Les Golden Globes côté comédies/musicals me plaisent aussi beaucoup cette année, en particulier Ingrid Bergman dont j’adore l’interprétation de la secrétaire désabusée de Walter Mathau dans Fleurs de Cactus. Je pense d’ailleurs que je remplacerai volontiers Minelli ou peut-être même Fonda par la Suédoise, rien que pour le passage où elle danse en boite de nuit, qui m’a fait hurler de rire. Mais Anna Magnani est superbement à son aise dans Le Secret de la Santa Vittoria et on peut difficilement ne pas trouver Barbra Streisand brillante dans Hello Dolly (sans compter qu’elle chante comme une déesse, même Bernstein le disait). On pourrait aussi parfaitement admettre, avec les GG, que Dyan Cannon est un rôle principal dans Bob et Carol et Ted et Alice. Pour terminer j’avoue ne pas avoir vu Shirley MacLaine dans Sweet Charity, autre nommées (elles étaient nombreuses cette année) aux GG et apparemment un des rôles importants de l’année. Mea Culpa. Je suis un mauvais vidame. Et en plus j’avoue que je serais plus curieux de voir les débuts au cinéma d’Ali MacGraw dans Good Bye Colombus. Hélas c’est devenu invisible.

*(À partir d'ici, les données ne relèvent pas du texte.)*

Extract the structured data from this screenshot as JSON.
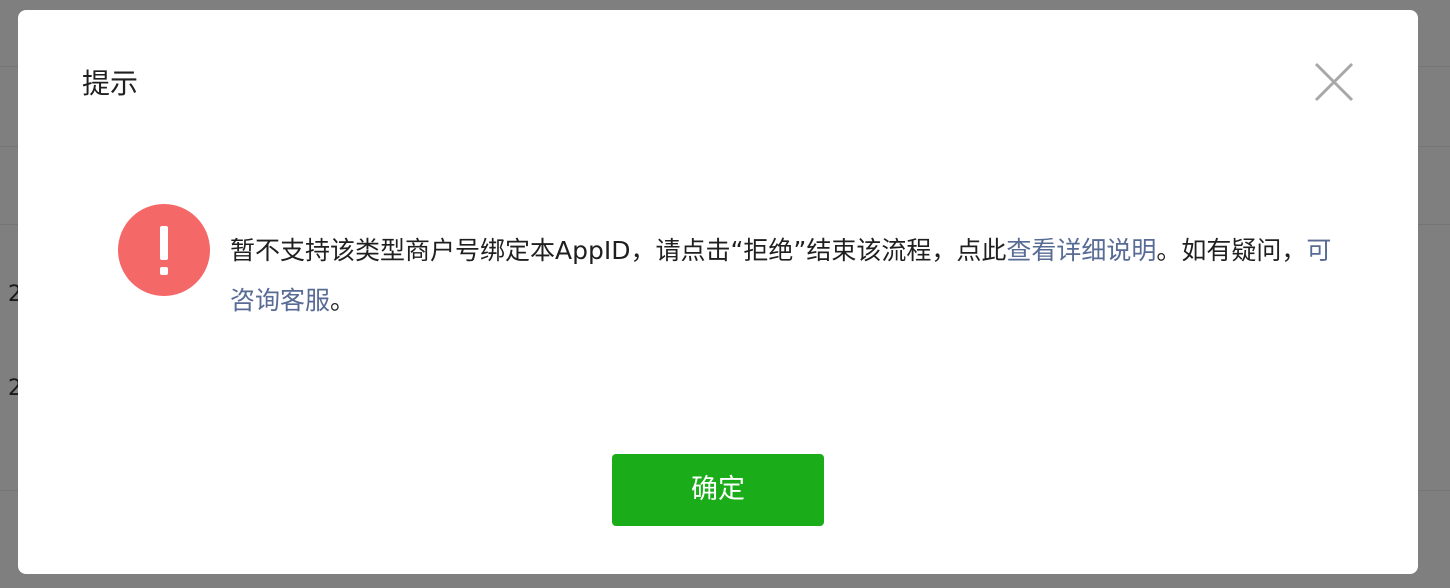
{
  "background": {
    "row_digits": [
      "2",
      "2"
    ]
  },
  "dialog": {
    "title": "提示",
    "close_icon": "close-icon",
    "alert_icon": "exclamation-circle-icon",
    "alert_color": "#f56868",
    "message": {
      "text_before_link": "暂不支持该类型商户号绑定本AppID，请点击“拒绝”结束该流程，点此",
      "detail_link": "查看详细说明",
      "text_between": "。如有疑问，",
      "service_link": "可咨询客服",
      "text_after": "。"
    },
    "link_color": "#576b95",
    "confirm_label": "确定",
    "confirm_color": "#1aad19"
  }
}
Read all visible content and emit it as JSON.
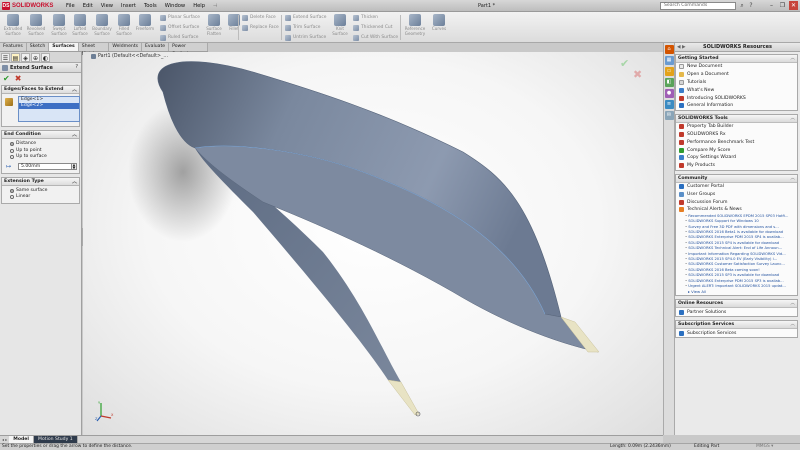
{
  "app": {
    "logo_text": "SOLIDWORKS",
    "doc_title": "Part1 *",
    "menu": [
      "File",
      "Edit",
      "View",
      "Insert",
      "Tools",
      "Window",
      "Help"
    ],
    "menu_pin": "⊣",
    "search_placeholder": "Search Commands",
    "window_controls": [
      "–",
      "❐",
      "✕"
    ]
  },
  "ribbon": {
    "big": [
      {
        "label": "Extruded Surface"
      },
      {
        "label": "Revolved Surface"
      },
      {
        "label": "Swept Surface"
      },
      {
        "label": "Lofted Surface"
      },
      {
        "label": "Boundary Surface"
      },
      {
        "label": "Filled Surface"
      },
      {
        "label": "Freeform"
      },
      {
        "label": "Surface Flatten"
      },
      {
        "label": "Fillet"
      },
      {
        "label": "Knit Surface"
      },
      {
        "label": "Reference Geometry"
      },
      {
        "label": "Curves"
      }
    ],
    "small": [
      "Planar Surface",
      "Offset Surface",
      "Ruled Surface",
      "Delete Face",
      "Replace Face",
      "Extend Surface",
      "Trim Surface",
      "Untrim Surface",
      "Thicken",
      "Thickened Cut",
      "Cut With Surface"
    ]
  },
  "tabs": [
    "Features",
    "Sketch",
    "Surfaces",
    "Sheet Metal",
    "Weldments",
    "Evaluate",
    "Power Surfacing"
  ],
  "active_tab": "Surfaces",
  "property_manager": {
    "title": "Extend Surface",
    "help": "?",
    "ok": "✔",
    "cancel": "✖",
    "edges_group": {
      "title": "Edges/Faces to Extend",
      "items": [
        "Edge<1>",
        "Edge<2>"
      ]
    },
    "end_condition": {
      "title": "End Condition",
      "options": [
        "Distance",
        "Up to point",
        "Up to surface"
      ],
      "selected": "Distance",
      "distance_value": "5.00mm"
    },
    "extension_type": {
      "title": "Extension Type",
      "options": [
        "Same surface",
        "Linear"
      ],
      "selected": "Same surface"
    },
    "collapse_glyph": "︿"
  },
  "viewport": {
    "tree_label": "Part1  (Default<<Default>_...",
    "confirm_ok": "✔",
    "confirm_cancel": "✖",
    "triad": {
      "x": "X",
      "y": "Y",
      "z": "Z"
    },
    "body_color": "#6f7d94",
    "extension_color": "#e8e3c4"
  },
  "task_pane": {
    "title": "SOLIDWORKS Resources",
    "nav": "◀ ▶",
    "getting_started": {
      "title": "Getting Started",
      "items": [
        "New Document",
        "Open a Document",
        "Tutorials",
        "What's New",
        "Introducing SOLIDWORKS",
        "General Information"
      ]
    },
    "tools": {
      "title": "SOLIDWORKS Tools",
      "items": [
        "Property Tab Builder",
        "SOLIDWORKS Rx",
        "Performance Benchmark Test",
        "Compare My Score",
        "Copy Settings Wizard",
        "My Products"
      ]
    },
    "community": {
      "title": "Community",
      "items": [
        "Customer Portal",
        "User Groups",
        "Discussion Forum",
        "Technical Alerts & News"
      ],
      "news": [
        "Recommended SOLIDWORKS EPDM 2015 SP03 Hotfi...",
        "SOLIDWORKS Support for Windows 10",
        "Survey and Free 3D PDF with dimensions and s...",
        "SOLIDWORKS 2016 Beta1 is available for download",
        "SOLIDWORKS Enterprise PDM 2015 SP4 is availab...",
        "SOLIDWORKS 2015 SP4 is available for download",
        "SOLIDWORKS Technical Alert: End of Life Announ...",
        "Important Information Regarding SOLIDWORKS Vid...",
        "SOLIDWORKS 2015 SP4.0 EV (Early Visibility) i...",
        "SOLIDWORKS Customer Satisfaction Survey Launc...",
        "SOLIDWORKS 2016 Beta coming soon!",
        "SOLIDWORKS 2015 SP3 is available for download",
        "SOLIDWORKS Enterprise PDM 2015 SP3 is availab...",
        "Urgent ALERT: Important SOLIDWORKS 2015 updat..."
      ],
      "view_all": "▸ View All"
    },
    "online": {
      "title": "Online Resources",
      "items": [
        "Partner Solutions"
      ]
    },
    "subscription": {
      "title": "Subscription Services",
      "items": [
        "Subscription Services"
      ]
    },
    "collapse_glyph": "︿"
  },
  "bottom_tabs": [
    "Model",
    "Motion Study 1"
  ],
  "bottom_nav": "◂ ▸",
  "status": {
    "message": "Set the properties or drag the arrow to define the distance.",
    "length": "Length: 0.09m (2.2436mm)",
    "mode": "Editing Part",
    "units": "MMGS  ▾"
  }
}
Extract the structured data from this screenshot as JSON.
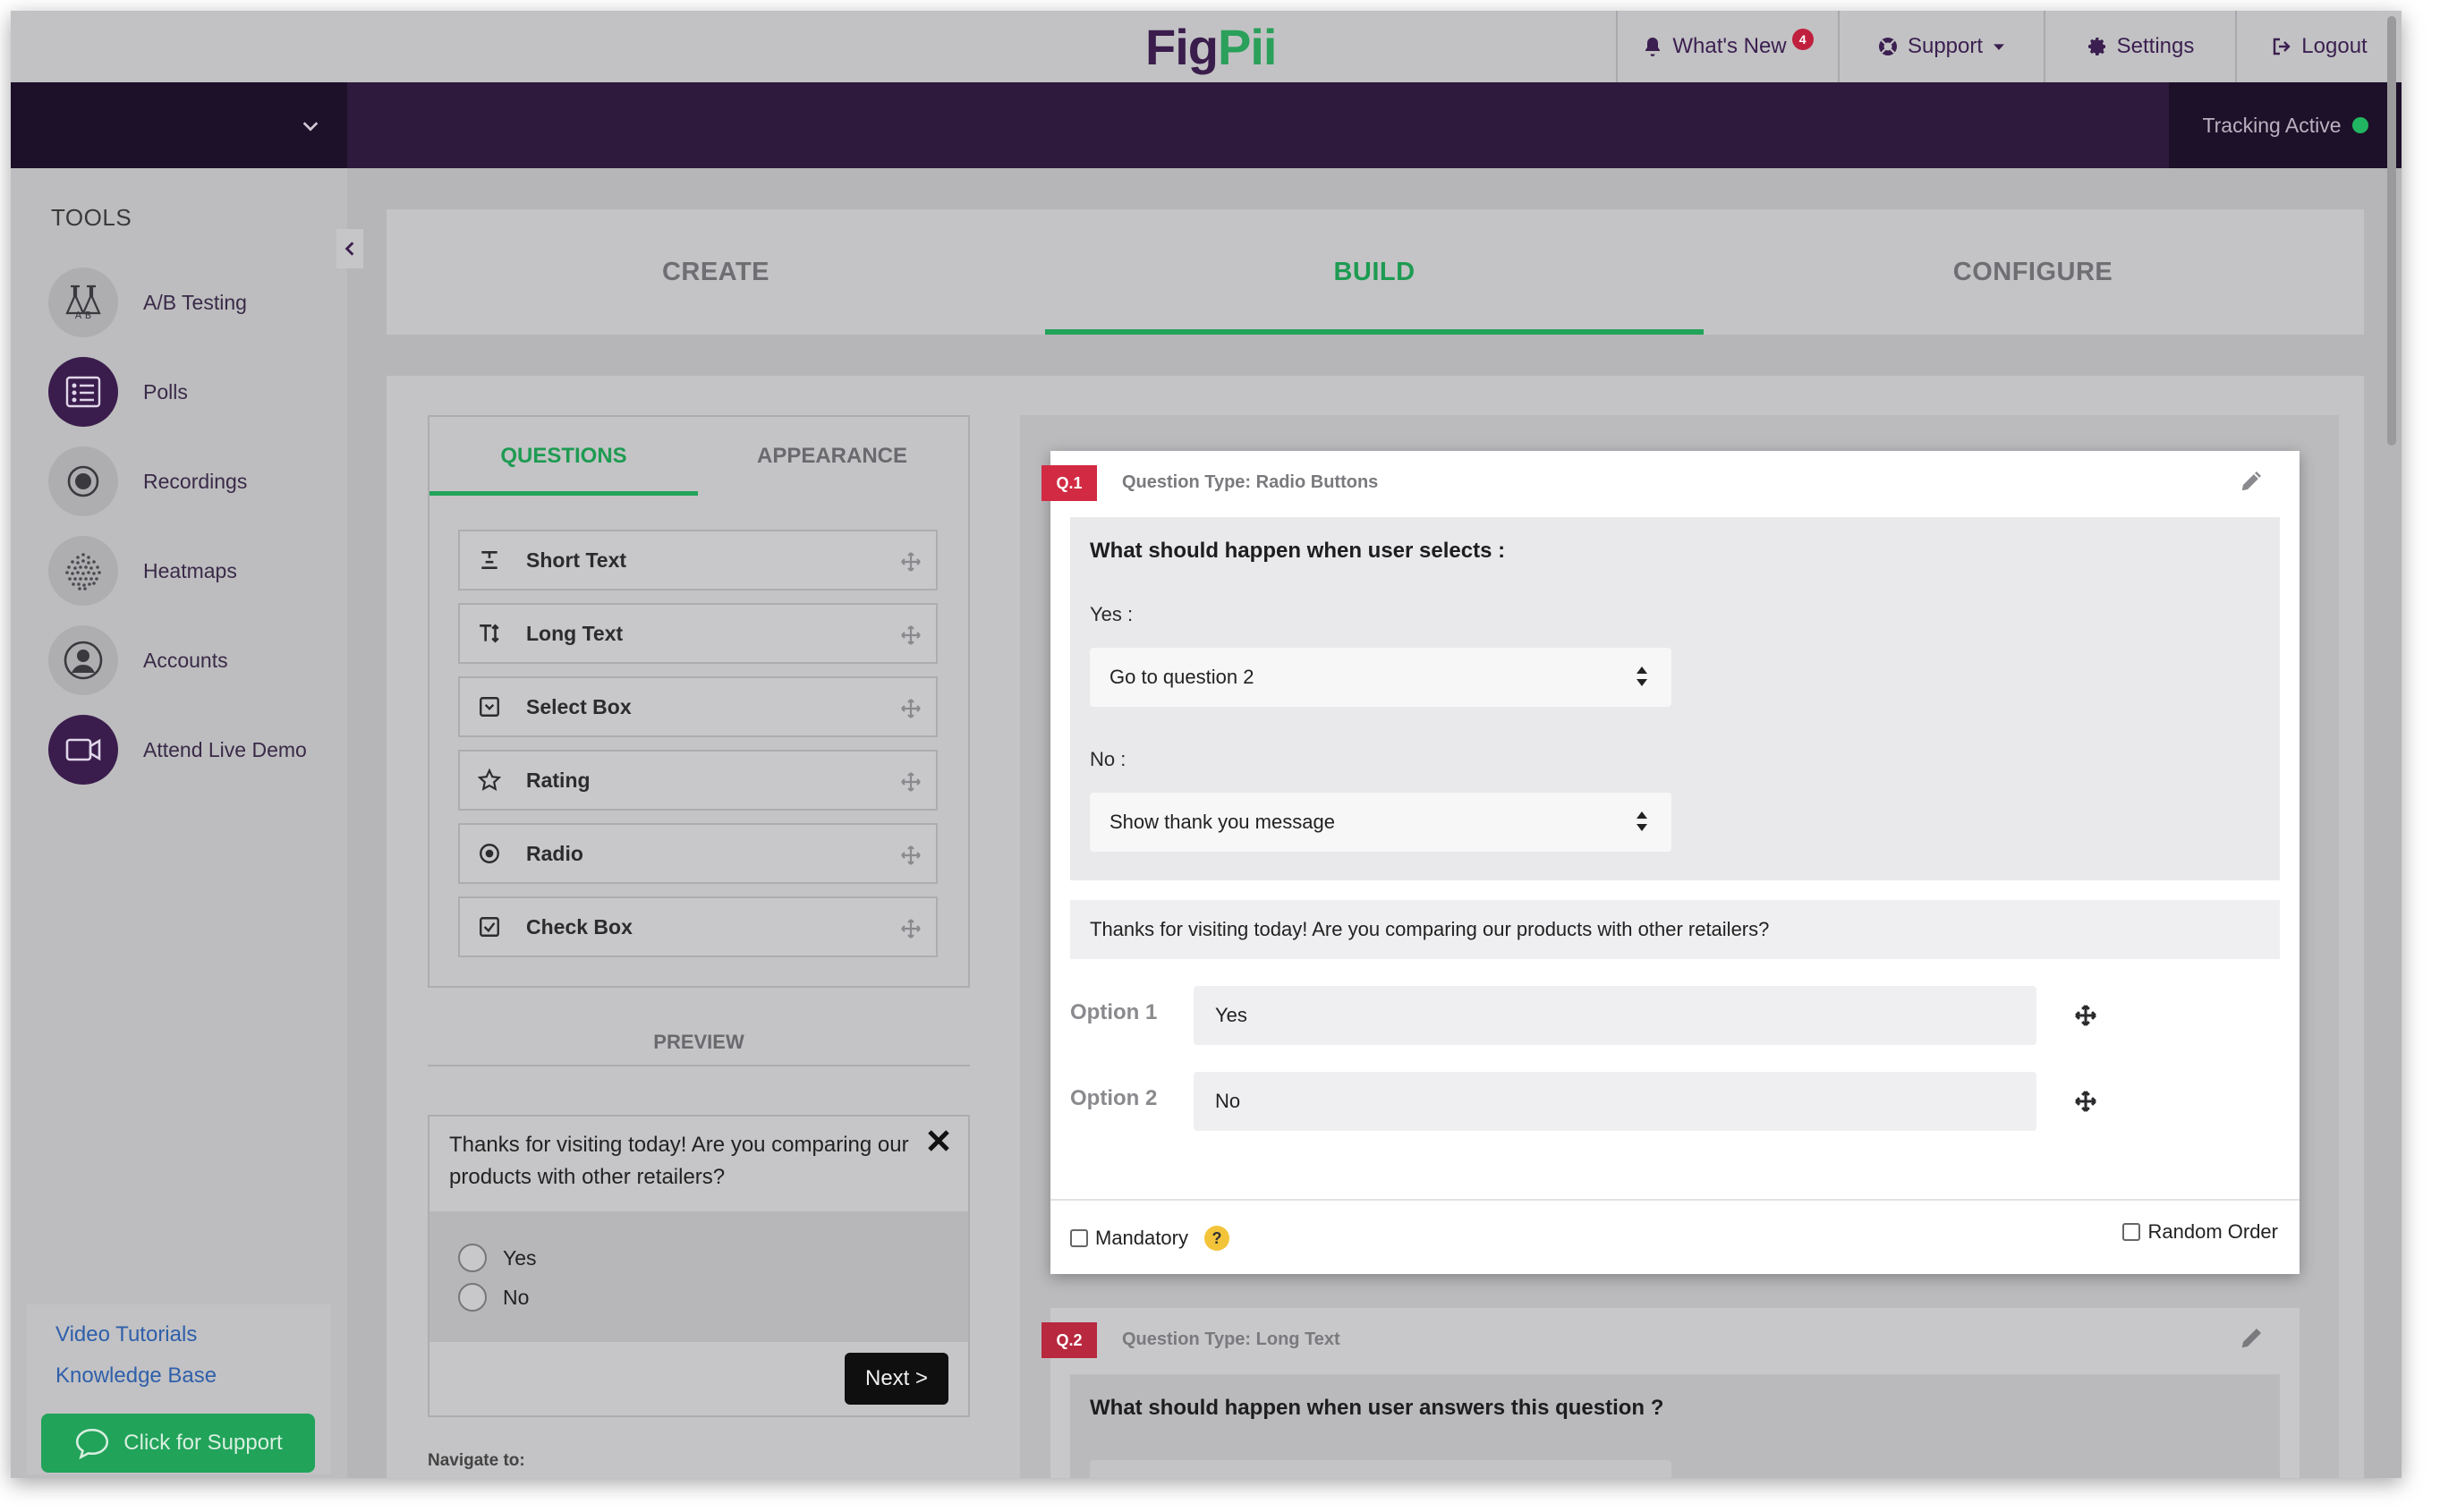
{
  "app": {
    "logo_part1": "Fig",
    "logo_part2": "Pii"
  },
  "topnav": {
    "whats_new": "What's New",
    "whats_new_badge": "4",
    "support": "Support",
    "settings": "Settings",
    "logout": "Logout"
  },
  "tracking": {
    "label": "Tracking Active"
  },
  "sidebar": {
    "title": "TOOLS",
    "items": [
      {
        "label": "A/B Testing",
        "icon": "flask-icon"
      },
      {
        "label": "Polls",
        "icon": "poll-list-icon",
        "active": true
      },
      {
        "label": "Recordings",
        "icon": "record-icon"
      },
      {
        "label": "Heatmaps",
        "icon": "heatmap-dots-icon"
      },
      {
        "label": "Accounts",
        "icon": "user-circle-icon"
      },
      {
        "label": "Attend Live Demo",
        "icon": "video-camera-icon"
      }
    ],
    "video_tutorials": "Video Tutorials",
    "knowledge_base": "Knowledge Base",
    "support_button": "Click for Support"
  },
  "steps": {
    "create": "CREATE",
    "build": "BUILD",
    "configure": "CONFIGURE",
    "active": "BUILD"
  },
  "question_panel": {
    "tab_questions": "QUESTIONS",
    "tab_appearance": "APPEARANCE",
    "types": [
      "Short Text",
      "Long Text",
      "Select Box",
      "Rating",
      "Radio",
      "Check Box"
    ]
  },
  "preview": {
    "heading": "PREVIEW",
    "question": "Thanks for visiting today! Are you comparing our products with other retailers?",
    "options": [
      "Yes",
      "No"
    ],
    "next_button": "Next >",
    "navigate_label": "Navigate to:"
  },
  "q1": {
    "num": "Q.1",
    "type_label": "Question Type: Radio Buttons",
    "logic_title": "What should happen when user selects :",
    "yes_label": "Yes :",
    "yes_action": "Go to question 2",
    "no_label": "No :",
    "no_action": "Show thank you message",
    "question_text": "Thanks for visiting today! Are you comparing our products with other retailers?",
    "option1_label": "Option 1",
    "option1_value": "Yes",
    "option2_label": "Option 2",
    "option2_value": "No",
    "mandatory": "Mandatory",
    "help": "?",
    "random_order": "Random Order"
  },
  "q2": {
    "num": "Q.2",
    "type_label": "Question Type: Long Text",
    "logic_title": "What should happen when user answers this question ?"
  },
  "colors": {
    "brand_purple": "#3a1d4c",
    "accent_green": "#21a35a",
    "question_red": "#d22a43"
  }
}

Après réflexion voilà ma proposition qui reflète surtout ma profonde subjectivité (mais après tout je suis là pour me faire plaisir) :

 

  • Ingrid Bergman pour Fleurs de Cactus (DVD zone 2 avec STF. Se trouve dans une édition italienne).
  • Geneviève Bujold pour Anne des mille jours (DVD zone 2 avec STF)
  • Jean Simmons pour The Happy Ending
  • Maggie Smith pour Les belles années de Miss Brodie (DVD zone 1 avec sta ou VF)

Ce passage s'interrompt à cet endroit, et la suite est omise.